Implementation:CrewAIInc CrewAI RAG Webpage Loader
| Knowledge Sources | |
|---|---|
| Domains | RAG, Data_Loading, Web_Scraping |
| Last Updated | 2026-02-11 00:00 GMT |
Overview
Fetches web pages and extracts clean text content by removing HTML markup, scripts, styles, and normalizing whitespace.
Description
WebPageLoader extends BaseLoader to scrape and extract text from web pages. It uses requests with browser-like User-Agent, Accept, and Accept-Language headers to make HTTP GET requests with a 15-second timeout. The apparent_encoding of the response is used for proper character handling.
HTML parsing is performed by BeautifulSoup with the "html.parser" backend. The extraction process: 1. All script and style elements are decomposed from the DOM. 2. Text is extracted with space separators using get_text(" "). 3. Two precompiled regex patterns normalize whitespace: _SPACES_PATTERN collapses multiple spaces/tabs, and _NEWLINE_PATTERN cleans up whitespace around newlines.
The returned LoaderResult includes the cleaned text and metadata with the URL, page title (from <title> tag), HTTP status_code, and content-type header.
Usage
Import WebPageLoader when you need to scrape web page content.
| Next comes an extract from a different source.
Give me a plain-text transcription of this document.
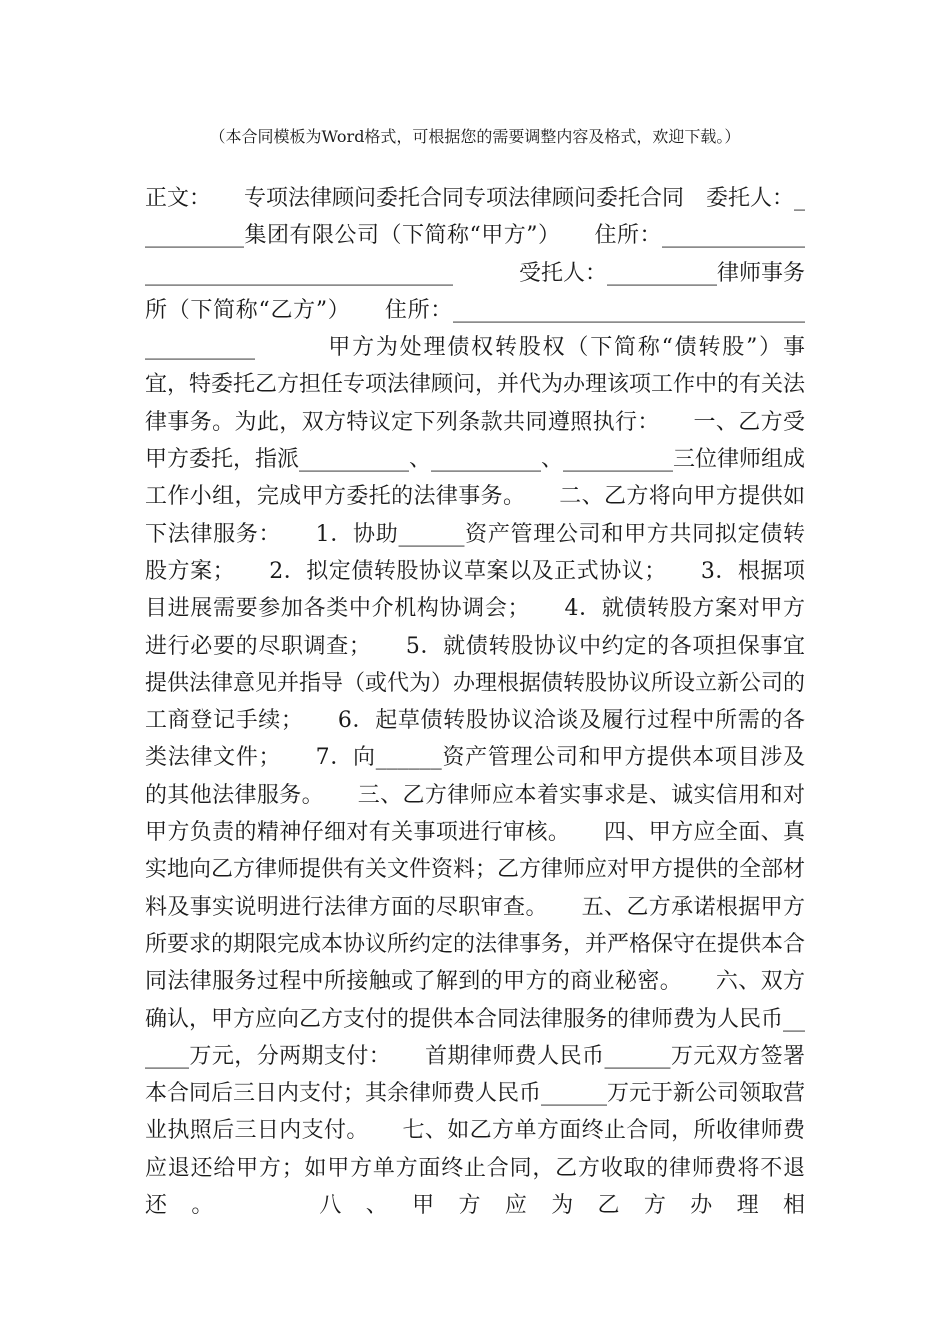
（本合同模板为Word格式，可根据您的需要调整内容及格式，欢迎下载。）
正文：　　专项法律顾问委托合同专项法律顾问委托合同　委托人：__________集团有限公司（下简称“甲方”）　　住所：_________________________________________　　　受托人：__________律师事务所（下简称“乙方”）　　住所：__________________________________________　　　甲方为处理债权转股权（下简称“债转股”）事宜，特委托乙方担任专项法律顾问，并代为办理该项工作中的有关法律事务。为此，双方特议定下列条款共同遵照执行：　　一、乙方受甲方委托，指派__________、__________、__________三位律师组成工作小组，完成甲方委托的法律事务。　　二、乙方将向甲方提供如下法律服务：　　1．协助______资产管理公司和甲方共同拟定债转股方案；　　2．拟定债转股协议草案以及正式协议；　　3．根据项目进展需要参加各类中介机构协调会；　　4．就债转股方案对甲方进行必要的尽职调查；　　5．就债转股协议中约定的各项担保事宜提供法律意见并指导（或代为）办理根据债转股协议所设立新公司的工商登记手续；　　6．起草债转股协议洽谈及履行过程中所需的各类法律文件；　　7．向______资产管理公司和甲方提供本项目涉及的其他法律服务。　　三、乙方律师应本着实事求是、诚实信用和对甲方负责的精神仔细对有关事项进行审核。　　四、甲方应全面、真实地向乙方律师提供有关文件资料；乙方律师应对甲方提供的全部材料及事实说明进行法律方面的尽职审查。　　五、乙方承诺根据甲方所要求的期限完成本协议所约定的法律事务，并严格保守在提供本合同法律服务过程中所接触或了解到的甲方的商业秘密。　　六、双方确认，甲方应向乙方支付的提供本合同法律服务的律师费为人民币______万元，分两期支付：　　首期律师费人民币______万元双方签署本合同后三日内支付；其余律师费人民币______万元于新公司领取营业执照后三日内支付。　　七、如乙方单方面终止合同，所收律师费应退还给甲方；如甲方单方面终止合同，乙方收取的律师费将不退还。　　八、甲方应为乙方办理相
It is typically instantiated automatically by the DataType.WEBSITE registry when non-docs, non-GitHub web URLs are detected.
Code Reference
Source Location
- Repository: CrewAI
- File: lib/crewai-tools/src/crewai_tools/rag/loaders/webpage_loader.py
- Lines: 1-59
Signature
class WebPageLoader(BaseLoader):
def load(self, source_content: SourceContent, **kwargs) -> LoaderResult: ...
Import
from crewai_tools.rag.loaders.webpage_loader import WebPageLoader
I/O Contract
Inputs
| Name | Type | Required | Description |
|---|---|---|---|
| source_content | SourceContent | Yes | Wraps a web page URL |
| headers | dict | No | Custom HTTP headers (passed via kwargs; defaults to browser-like headers) |
Outputs
| Name | Type | Description |
|---|---|---|
| return | LoaderResult | Contains cleaned text content; metadata includes url, title, status_code, and content_type |
Usage Examples
Basic Usage
from crewai_tools.rag.loaders.webpage_loader import WebPageLoader
from crewai_tools.rag.source_content import SourceContent
loader = WebPageLoader()
source = SourceContent("https://example.com/article")
result = loader.load(source)
print(result.content)
# Clean text extracted from the web page with HTML removed
print(result.metadata)
# {'url': 'https://example.com/article', 'title': 'Article Title', 'status_code': 200, 'content_type': 'text/html; charset=utf-8'}